Predicting the effects of coding variants is a major challenge. While recent deep-learning models have improved variant effect prediction accuracy, they cannot analyze all coding variants due to dependency on close homologs or software limitations. Here we developed a workflow using ESM1b, a 650-million-parameter protein language model, to predict all ~450 million possible missense variant effects in the human genome, and made all predictions available on a web portal. ESM1b outperformed existing methods in classifying ~150,000 ClinVar/HGMD missense variants as pathogenic or benign and predicting measurements across 28 deep mutational scan datasets. We further annotated ~2 million variants as damaging only in specific protein isoforms, demonstrating the importance of considering all isoforms when predicting variant effects. Our approach also generalizes to more complex coding variants such as in-frame indels and stop-gains. Together, these results establish protein language models as an effective, accurate and general approach to predicting variant effects.

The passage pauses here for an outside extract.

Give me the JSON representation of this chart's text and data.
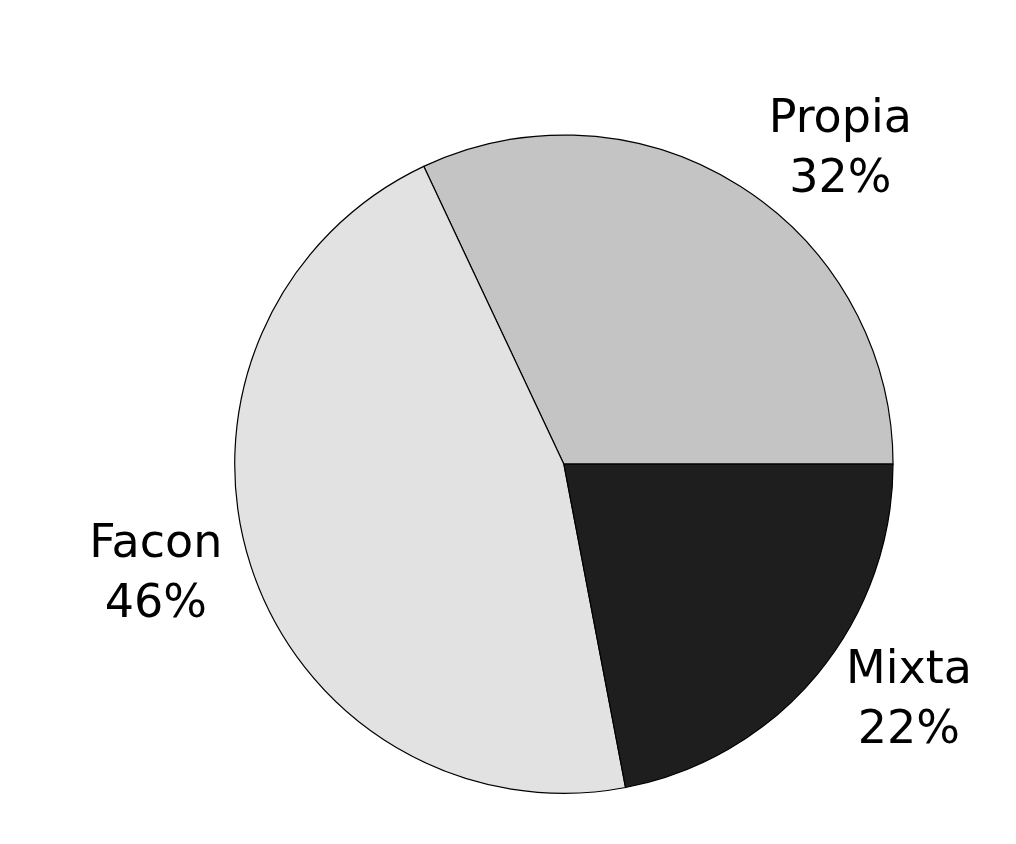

预测编码变体的影响是一个重大挑战。虽然最近的深度学习模型提高了变异效应预测的准确性，但由于依赖于紧密的同源物或软件限制，它们无法分析所有编码变异。在这里，我们使用 ESM1b（一种 6.5 亿参数的蛋白质语言模型）开发了一个工作流程，以预测人类基因组中所有约 4.5 亿种可能的错义变异效应，并将所有预测发布在门户网站上。 ESM1b 在将约 150,000 个 ClinVar/HGMD 错义变异分类为致病性或良性以及预测 28 个深度突变扫描数据集的测量方面优于现有方法。我们进一步注释了约 200 万个变体仅对特定蛋白质亚型具有损害性，这证明了在预测变体效应时考虑所有亚型的重要性。我们的方法还推广到更复杂的编码变体，例如帧内插入和停止增益。总之，这些结果建立了蛋白质语言模型作为预测变异效应的有效、准确和通用的方法。